1) Peaches + yogurt + tahini
It’s interesting and a little unusual, but my crazy tastebuds love a challenge. I was initially going for a peach-pistachio popsicle, but when it came to buying pistachios for $20/lb, my piggy bank said no thanks. So I went for the tahini instead and was in for a lovely surprise.
2) I think I’ve accidentally discovered the secret to not-so-icy fresh fruit pops and it’s not fat, sugar, or booze. All of those things are great ways to keep your popsicles from turning into ice cubes, but there’s one more! Starting with frozen fruit. When blended up with only enough liquid to make a thick icy smoothie, the fruit mix freezes with smaller ice crystals to give the popsicles a softer and creamier mouth feel. It’s kind of like churn vs. no churn ice cream.
Popsicles aside, freezing fruit at the peak of the season is a great way to preserve it for a year-round supply…and peaches are perfect! Select freestone peaches (the pit is easier to remove) that are ripe, but not too soft. Slice them and flash freeze them on a tray lined with parchment paper. Once they’re frozen solid, store them in a large ziplock bag. Taking the extra step of freezing them on the tray makes the slices freeze faster (forming smaller ice crystals) and prevents them from sticking together.
Frozen Goodies Elsewhere…
– The best fudgesicles I’ve ever made.
– Sweet Corn and Black Raspberry ice cream. I skip the corn syrup and cut down on the sugar just a tad, and it’s still fantastic…especially with foraged black raspberries! Corn in ice cream sounds weird, but it totally works guys! I swear.

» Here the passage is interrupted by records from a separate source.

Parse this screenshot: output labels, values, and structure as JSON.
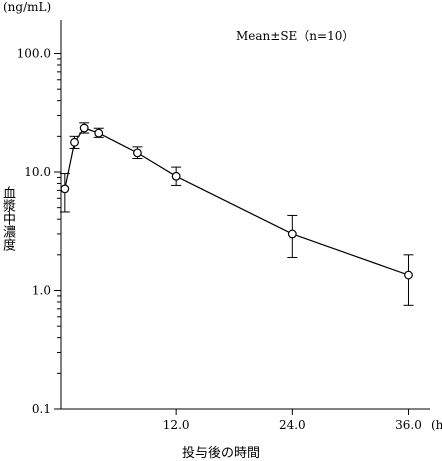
{
  "chart_data": {
    "type": "line",
    "y_unit_label": "(ng/mL)",
    "x_unit_label": "(h)",
    "ylabel": "血漿中濃度",
    "xlabel": "投与後の時間",
    "annotation": "Mean±SE（n=10）",
    "y_scale": "log",
    "ylim": [
      0.1,
      200
    ],
    "xlim": [
      0,
      38
    ],
    "y_ticks": [
      "0.1",
      "1.0",
      "10.0",
      "100.0"
    ],
    "y_tick_values": [
      0.1,
      1,
      10,
      100
    ],
    "x_ticks": [
      "12.0",
      "24.0",
      "36.0"
    ],
    "x_tick_values": [
      12,
      24,
      36
    ],
    "series": [
      {
        "x": [
          0.5,
          1.5,
          2.5,
          4.0,
          8.0,
          12.0,
          24.0,
          36.0
        ],
        "y": [
          7.2,
          17.8,
          23.5,
          21.3,
          14.5,
          9.2,
          3.0,
          1.35
        ],
        "err_low": [
          4.6,
          15.8,
          21.3,
          19.6,
          13.0,
          7.7,
          1.9,
          0.75
        ],
        "err_high": [
          9.7,
          20.0,
          26.0,
          23.4,
          16.3,
          11.0,
          4.3,
          2.0
        ]
      }
    ],
    "grid": false,
    "marker": "open-circle",
    "error_bars": true
  }
}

– To-try list: Roasted Blueberries and Cream Matcha Pops from With Food + Love, Marbled Watermelon Popsicles from Green Kitchen Stories, PB, Honey and Banana Popsicles DIPPED IN CHOCOLATE!! Whaaat? from Lynsey Loves Food, and Coconut Bliss Kulfi from The Quirky Princess
Special equipment: blender + popsicle molds
- 1 cup of plain yogurt
- 1 Tbsp. tahini (a little goes a long way)
- 1/4 cup of honey
- 3 heaping cups of frozen peach slices (~400g or 14oz)

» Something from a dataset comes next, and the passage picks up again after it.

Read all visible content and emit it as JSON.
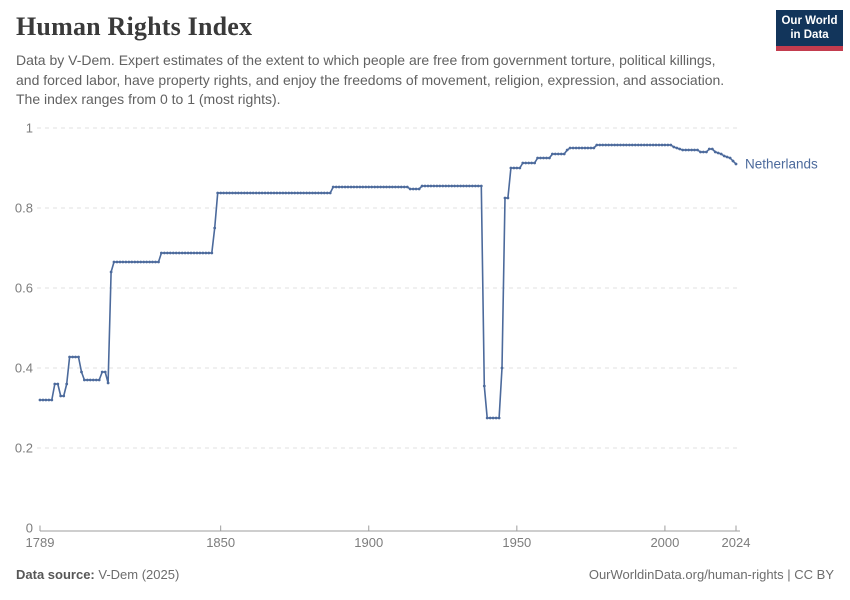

- Add the yogurt, tahini, and honey to the blender and blend until smooth. The result should be a buttermilk-like consistency. If it's thicker, thin with a little bit of water, as the liquid is needed to blend the frozen peaches.
- Add the peach slices to the blender and blend until smooth. The result should be like a thick and frosty smoothy. It'll vary depending on your blender (I used the ice cream setting on my Blendtec), how long you blend, the properties of your ingredients, and the temperature of the room. Thick and frosty is ideal, but you can still work with what you have and some peach chunks are totally cool. If you're not using a high-speed blender, you can chop the slices into smaller chunks to make them easier to blend.
- Pour mixture into popsicle molds and freeze. This recipe makes 10 standard popsicles and I used these molds, which use about 1/3 cup of the smoothie mix per popsicle. Measure and adjust the recipe, if needed.